泣きそうなほどに辛くて、胸が痛くて、心臓がはち切れそうだった。それでも必死に笑顔を浮かべると、樹くんに向けた。
「……わかった」
「だせえことしてんなよ。兄貴によろしくって言われるってかっこ悪すぎだろ」
「そっか。ごめんね。つい口出しちゃって。そおか、でもそれじゃあ二人で帰るよね? 僕は先に帰るからゆっくり帰ってきたらいいよ」
「そうする」
「加納さんもまた明日ね」
ひらひらと手を振ると、樹くんは教室を出て行く。
私は目の前が真っ暗になり座り込んでしまいそうになる。必死に近くにあった椅子に捕まると、なんとか倒れずにすんだ。
「……おい」
「え?」
「帰るぞ」
「あ、えっと……うん」
ぶっきらぼうな感じに言うと、蒼くんは教室を出ようとする。けれど、出る寸前に私の方を振り返った。
「何やってんだよ、早く来いよ」
「は、はい」
慌てて追いかけるように教室をあとにした。
会話なんてほとんどない帰り道。何を話せばいいかわからないし、何かを話しかけてくる気配もない。なんでこんなことになってしまったんだろう。

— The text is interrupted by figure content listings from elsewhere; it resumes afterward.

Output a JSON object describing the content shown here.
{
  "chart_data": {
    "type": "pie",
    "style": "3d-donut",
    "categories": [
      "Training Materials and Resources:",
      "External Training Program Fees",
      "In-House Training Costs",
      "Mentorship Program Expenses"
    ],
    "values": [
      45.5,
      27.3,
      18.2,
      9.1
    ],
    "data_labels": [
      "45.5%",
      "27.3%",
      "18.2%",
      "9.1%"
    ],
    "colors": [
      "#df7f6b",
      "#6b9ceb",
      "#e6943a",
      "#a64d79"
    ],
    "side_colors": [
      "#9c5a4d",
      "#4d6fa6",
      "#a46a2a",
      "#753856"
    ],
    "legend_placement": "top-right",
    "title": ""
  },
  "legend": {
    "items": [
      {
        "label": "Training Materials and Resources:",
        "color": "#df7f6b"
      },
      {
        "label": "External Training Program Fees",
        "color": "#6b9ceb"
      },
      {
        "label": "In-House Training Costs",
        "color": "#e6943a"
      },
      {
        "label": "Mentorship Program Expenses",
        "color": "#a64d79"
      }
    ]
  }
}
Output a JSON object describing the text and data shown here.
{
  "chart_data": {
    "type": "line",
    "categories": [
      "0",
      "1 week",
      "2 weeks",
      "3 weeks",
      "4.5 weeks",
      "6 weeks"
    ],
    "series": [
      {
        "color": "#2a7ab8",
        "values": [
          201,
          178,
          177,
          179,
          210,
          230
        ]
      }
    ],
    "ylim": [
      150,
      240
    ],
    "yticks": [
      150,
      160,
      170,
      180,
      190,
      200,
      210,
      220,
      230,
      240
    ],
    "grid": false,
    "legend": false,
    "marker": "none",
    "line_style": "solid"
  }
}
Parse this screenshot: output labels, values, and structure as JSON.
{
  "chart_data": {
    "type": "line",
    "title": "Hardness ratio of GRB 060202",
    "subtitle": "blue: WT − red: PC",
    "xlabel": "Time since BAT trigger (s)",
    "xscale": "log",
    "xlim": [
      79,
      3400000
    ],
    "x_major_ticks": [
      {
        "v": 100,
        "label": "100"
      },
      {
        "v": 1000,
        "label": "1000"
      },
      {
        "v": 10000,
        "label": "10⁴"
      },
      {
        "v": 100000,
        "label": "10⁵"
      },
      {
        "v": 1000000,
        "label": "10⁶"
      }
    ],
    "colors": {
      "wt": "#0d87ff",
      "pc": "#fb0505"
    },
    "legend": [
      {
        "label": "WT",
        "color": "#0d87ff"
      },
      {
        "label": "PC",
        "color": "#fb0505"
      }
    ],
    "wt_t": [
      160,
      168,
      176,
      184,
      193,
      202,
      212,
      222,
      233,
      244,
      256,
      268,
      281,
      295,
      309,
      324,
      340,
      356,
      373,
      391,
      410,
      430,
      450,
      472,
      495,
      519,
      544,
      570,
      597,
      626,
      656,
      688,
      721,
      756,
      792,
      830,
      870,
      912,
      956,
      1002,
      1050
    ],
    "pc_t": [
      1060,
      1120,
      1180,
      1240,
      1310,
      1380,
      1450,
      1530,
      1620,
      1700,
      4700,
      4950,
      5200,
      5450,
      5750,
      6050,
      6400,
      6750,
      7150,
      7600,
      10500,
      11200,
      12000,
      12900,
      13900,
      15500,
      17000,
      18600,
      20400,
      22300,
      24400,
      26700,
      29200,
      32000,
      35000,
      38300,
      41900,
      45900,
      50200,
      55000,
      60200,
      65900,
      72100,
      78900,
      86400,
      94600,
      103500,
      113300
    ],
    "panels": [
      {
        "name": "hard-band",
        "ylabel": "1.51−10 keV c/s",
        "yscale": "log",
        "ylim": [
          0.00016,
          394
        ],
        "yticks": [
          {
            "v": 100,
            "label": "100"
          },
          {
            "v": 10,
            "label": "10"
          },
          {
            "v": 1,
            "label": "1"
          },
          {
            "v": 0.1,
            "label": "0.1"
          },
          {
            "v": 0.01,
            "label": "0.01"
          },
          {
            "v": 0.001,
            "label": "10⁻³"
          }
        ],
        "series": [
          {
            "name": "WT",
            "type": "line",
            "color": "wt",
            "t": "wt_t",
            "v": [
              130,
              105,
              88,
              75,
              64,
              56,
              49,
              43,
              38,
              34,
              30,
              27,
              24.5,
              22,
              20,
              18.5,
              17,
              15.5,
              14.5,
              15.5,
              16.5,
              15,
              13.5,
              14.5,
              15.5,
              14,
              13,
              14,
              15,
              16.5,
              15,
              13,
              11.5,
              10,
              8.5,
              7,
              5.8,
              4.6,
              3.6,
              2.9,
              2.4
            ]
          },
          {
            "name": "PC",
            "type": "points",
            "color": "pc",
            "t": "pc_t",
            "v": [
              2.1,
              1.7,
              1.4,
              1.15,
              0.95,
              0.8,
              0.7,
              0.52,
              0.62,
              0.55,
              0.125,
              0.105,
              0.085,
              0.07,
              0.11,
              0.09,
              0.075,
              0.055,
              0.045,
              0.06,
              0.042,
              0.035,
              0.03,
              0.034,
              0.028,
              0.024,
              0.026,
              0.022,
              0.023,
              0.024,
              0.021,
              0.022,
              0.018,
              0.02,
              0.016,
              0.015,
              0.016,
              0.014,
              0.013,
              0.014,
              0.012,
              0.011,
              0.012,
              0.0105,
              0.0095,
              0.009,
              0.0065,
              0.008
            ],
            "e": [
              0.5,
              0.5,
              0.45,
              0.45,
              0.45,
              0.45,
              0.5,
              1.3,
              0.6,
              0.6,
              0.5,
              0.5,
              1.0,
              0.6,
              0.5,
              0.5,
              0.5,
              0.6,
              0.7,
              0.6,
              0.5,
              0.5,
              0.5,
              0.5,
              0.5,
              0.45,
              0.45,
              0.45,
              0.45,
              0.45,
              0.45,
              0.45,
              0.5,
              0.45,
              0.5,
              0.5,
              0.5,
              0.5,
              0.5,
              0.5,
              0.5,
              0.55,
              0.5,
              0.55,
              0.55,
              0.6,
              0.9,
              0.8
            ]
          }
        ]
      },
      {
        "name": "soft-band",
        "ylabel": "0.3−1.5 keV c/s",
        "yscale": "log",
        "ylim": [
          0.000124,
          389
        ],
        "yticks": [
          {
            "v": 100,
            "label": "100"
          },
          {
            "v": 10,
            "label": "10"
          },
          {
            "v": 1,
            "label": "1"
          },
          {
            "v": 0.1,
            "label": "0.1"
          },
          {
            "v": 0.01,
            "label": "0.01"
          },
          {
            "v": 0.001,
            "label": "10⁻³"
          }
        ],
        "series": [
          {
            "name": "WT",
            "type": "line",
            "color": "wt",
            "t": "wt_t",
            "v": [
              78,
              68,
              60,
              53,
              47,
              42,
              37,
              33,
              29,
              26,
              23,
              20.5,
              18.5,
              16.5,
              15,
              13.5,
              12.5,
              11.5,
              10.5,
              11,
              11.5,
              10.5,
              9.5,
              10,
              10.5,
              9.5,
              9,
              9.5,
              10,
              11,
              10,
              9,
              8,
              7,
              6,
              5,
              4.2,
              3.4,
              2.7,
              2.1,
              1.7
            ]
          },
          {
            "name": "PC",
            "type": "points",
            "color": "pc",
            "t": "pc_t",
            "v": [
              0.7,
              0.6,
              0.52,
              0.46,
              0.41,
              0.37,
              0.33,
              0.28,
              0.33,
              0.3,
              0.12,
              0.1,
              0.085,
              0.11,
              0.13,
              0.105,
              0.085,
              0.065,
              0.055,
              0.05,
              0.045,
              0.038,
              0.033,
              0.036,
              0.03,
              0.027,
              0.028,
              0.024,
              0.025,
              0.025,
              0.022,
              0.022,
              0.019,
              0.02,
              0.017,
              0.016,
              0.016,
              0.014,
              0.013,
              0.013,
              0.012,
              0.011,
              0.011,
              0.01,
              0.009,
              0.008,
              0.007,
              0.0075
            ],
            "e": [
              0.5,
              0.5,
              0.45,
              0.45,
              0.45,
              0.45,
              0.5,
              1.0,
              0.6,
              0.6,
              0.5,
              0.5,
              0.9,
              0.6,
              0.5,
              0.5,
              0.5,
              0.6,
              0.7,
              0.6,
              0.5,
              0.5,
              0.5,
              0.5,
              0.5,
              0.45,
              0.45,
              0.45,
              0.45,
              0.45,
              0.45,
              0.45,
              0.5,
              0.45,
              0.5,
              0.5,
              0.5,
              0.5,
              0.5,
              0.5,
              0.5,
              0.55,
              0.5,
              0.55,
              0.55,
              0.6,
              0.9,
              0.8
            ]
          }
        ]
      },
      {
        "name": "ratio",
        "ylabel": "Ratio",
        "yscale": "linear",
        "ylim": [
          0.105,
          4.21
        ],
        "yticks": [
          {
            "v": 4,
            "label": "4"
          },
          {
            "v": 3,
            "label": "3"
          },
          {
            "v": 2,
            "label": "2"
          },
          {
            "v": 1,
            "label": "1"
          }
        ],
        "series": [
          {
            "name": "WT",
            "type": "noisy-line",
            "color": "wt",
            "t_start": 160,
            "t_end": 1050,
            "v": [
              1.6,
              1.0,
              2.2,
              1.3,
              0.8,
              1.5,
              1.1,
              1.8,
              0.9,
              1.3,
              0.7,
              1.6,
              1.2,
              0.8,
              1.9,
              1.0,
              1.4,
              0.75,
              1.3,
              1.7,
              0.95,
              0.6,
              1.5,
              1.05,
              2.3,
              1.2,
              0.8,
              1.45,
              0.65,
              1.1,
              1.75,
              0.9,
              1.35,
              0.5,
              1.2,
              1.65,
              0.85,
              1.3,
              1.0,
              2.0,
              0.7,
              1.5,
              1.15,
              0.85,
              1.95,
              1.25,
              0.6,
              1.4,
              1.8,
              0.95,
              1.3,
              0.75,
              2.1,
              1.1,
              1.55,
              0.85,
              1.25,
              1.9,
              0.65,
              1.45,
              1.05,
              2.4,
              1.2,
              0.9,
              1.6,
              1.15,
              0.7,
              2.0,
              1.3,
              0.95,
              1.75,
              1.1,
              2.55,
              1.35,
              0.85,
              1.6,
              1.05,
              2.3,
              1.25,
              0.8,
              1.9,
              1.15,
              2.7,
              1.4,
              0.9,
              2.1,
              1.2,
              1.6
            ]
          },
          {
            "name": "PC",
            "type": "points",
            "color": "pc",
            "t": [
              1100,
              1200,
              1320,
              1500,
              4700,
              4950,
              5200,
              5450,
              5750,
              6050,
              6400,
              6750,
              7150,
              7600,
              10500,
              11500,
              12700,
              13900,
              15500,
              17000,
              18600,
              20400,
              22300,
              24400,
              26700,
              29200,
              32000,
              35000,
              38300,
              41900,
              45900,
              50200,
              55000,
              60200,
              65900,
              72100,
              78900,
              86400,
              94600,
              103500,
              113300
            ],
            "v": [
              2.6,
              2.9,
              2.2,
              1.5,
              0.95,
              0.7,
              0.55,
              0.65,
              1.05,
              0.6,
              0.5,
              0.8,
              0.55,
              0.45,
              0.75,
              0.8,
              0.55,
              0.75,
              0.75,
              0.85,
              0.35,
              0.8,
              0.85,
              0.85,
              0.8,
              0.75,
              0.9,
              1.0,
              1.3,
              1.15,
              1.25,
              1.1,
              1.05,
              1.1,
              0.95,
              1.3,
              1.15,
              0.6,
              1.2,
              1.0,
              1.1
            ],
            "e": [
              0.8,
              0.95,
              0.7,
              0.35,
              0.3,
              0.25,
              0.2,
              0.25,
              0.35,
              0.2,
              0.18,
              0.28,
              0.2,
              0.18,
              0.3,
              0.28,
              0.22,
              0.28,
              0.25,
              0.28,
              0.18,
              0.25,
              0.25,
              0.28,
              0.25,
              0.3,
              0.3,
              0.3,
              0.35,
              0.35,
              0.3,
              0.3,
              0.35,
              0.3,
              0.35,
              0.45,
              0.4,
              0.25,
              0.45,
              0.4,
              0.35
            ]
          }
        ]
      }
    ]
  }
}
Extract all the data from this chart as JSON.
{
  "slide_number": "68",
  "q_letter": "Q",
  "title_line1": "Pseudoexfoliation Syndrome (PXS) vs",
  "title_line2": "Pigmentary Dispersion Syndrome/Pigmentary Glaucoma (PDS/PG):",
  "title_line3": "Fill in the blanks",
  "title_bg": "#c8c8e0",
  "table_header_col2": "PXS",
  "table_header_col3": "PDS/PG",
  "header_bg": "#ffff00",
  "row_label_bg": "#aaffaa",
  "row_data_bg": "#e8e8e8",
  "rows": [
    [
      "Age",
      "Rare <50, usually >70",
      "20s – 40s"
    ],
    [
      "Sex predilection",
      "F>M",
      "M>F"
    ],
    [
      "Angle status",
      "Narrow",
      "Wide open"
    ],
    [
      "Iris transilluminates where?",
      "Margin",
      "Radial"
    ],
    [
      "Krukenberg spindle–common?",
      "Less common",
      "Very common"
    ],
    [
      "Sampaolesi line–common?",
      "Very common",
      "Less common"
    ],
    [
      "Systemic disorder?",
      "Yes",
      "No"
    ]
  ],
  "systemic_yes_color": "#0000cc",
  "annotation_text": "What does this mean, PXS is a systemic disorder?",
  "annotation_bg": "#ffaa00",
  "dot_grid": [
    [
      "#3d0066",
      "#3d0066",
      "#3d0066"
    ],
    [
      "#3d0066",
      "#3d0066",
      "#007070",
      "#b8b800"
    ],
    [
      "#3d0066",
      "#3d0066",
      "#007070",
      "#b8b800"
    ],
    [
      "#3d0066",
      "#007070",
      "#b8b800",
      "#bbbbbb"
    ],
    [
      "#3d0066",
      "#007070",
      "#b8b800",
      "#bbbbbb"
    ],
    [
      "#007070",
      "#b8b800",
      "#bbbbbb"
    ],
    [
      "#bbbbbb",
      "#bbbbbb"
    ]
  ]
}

ため息を吐きそうになるのを必死に堪える。隣を歩く蒼くんに聞かれれば何を言われるかわからない。
そんなことを考えていると、いつの間にか家のすぐそばに来ていた。
「あれ? 私、家の場所言ったっけ?」
気づけば家のすぐそばに立っていた私は、不思議に思い尋ねる。けれど蒼くんは「言っただろ」とだけ言うと私を家の前に残し帰って行く。
もしかして、これは送ってくれたのだろうか。
突然の優しさに戸惑いながら、家に入ると自分の部屋へと向かった。
「……ホントどうしたらいいんだろう」
ベッド横に置いたトリのぬいぐるみをぎゅっと抱きしめながら呟く。けれどその質問に答えてくれる人は、誰一人としていなかった。